J Kanit Tipiter Polresta Deli Serdang saat dikonfirmasi awak media Minggu (1-3-2026) hingga berita ini ditayangkan kanit tipiter Polresta Deli Serdang sama sekali tidak respon, diduga tidak perduli.
Diminta kepada aparat kepolisian Polda Sumatera Utara, Polresta Deli Serdang untuk segera menangkap dan menghentikan kegiatan galian C ilegal tersebut, karena selain Melanggar peraturan perundang-undangan juga meresahkan masyarakat, banyaknya debu yang bertaburan mengganggu kesehatan mata dan pernafasan.
Pelaku galian C ilegal (tanpa IUP/izin resmi) diancam sanksi pidana penjara maksimal 5 tahun dan denda hingga Rp100 miliar, sesuai Pasal 158 UU No. 3 Tahun 2020 tentang Pertambangan Mineral dan Batubara. Sanksi ini berlaku bagi penambangan batuan/mineral non-logam tanpa izin sah yang merusak lingkungan.

Sanksi pelanggaran galian C ilegal:
Sanksi Pidana: Penjara hingga 5 tahun dan denda paling banyak Rp100 miliar.
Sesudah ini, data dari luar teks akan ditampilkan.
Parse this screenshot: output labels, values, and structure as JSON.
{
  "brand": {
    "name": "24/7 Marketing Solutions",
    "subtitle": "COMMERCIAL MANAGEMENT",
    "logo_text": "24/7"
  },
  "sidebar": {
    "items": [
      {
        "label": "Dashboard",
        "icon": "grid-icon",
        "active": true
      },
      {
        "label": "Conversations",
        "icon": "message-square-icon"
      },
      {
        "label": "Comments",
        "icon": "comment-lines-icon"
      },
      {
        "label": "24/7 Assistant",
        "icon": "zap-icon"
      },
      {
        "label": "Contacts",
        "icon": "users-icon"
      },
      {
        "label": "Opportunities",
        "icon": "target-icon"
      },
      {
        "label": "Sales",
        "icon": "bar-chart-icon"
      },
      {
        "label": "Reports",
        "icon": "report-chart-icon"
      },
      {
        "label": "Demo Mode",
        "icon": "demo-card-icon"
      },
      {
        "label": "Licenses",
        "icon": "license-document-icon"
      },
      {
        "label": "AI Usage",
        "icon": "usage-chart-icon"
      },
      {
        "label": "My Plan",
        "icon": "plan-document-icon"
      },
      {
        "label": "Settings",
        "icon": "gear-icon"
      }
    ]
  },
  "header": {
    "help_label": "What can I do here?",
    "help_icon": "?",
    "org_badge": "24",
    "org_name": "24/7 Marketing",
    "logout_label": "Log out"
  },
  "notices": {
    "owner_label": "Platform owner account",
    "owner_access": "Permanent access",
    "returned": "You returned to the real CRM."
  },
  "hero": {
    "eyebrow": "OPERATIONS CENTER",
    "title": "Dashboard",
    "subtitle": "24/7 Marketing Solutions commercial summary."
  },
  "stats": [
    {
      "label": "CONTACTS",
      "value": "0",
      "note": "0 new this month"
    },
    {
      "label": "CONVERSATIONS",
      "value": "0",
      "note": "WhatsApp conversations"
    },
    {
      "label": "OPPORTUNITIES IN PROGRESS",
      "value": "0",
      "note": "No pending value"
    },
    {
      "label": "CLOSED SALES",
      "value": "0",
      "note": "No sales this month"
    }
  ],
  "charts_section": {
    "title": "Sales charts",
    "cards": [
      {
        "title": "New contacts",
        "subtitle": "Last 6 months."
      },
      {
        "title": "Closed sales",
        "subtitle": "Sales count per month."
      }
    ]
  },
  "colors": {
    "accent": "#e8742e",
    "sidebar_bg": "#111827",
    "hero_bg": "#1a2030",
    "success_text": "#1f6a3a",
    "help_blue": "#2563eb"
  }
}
Beberapa referensi juga menyebutkan potensi denda hingga Rp10 miliar dalam kasus tertentu.
Pidana Tambahan : Pelaku dapat dikenakan perampasan barang/alat yang digunakan untuk menambang, perampasan keuntungan, dan kewajiban membayar biaya pemulihan lingkungan.
Sanksi Penadah : Pihak yang membeli atau menggunakan hasil material galian C ilegal dapat dijerat pasal penadah (KUHP Pasal 480) dengan ancaman penjara maksimal 4 tahun.
Sanksi Administratif: Teguran tertulis, penghentian sementara, hingga pencabutan izin (jika ada) oleh Dinas ESDM/PTSP.
Aparat penegak hukum (APH) berwenang menindak tegas tambang galian C ilegal tanpa menunggu laporan masyarakat, karena dianggap merugikan negara dan merusak lingkungan.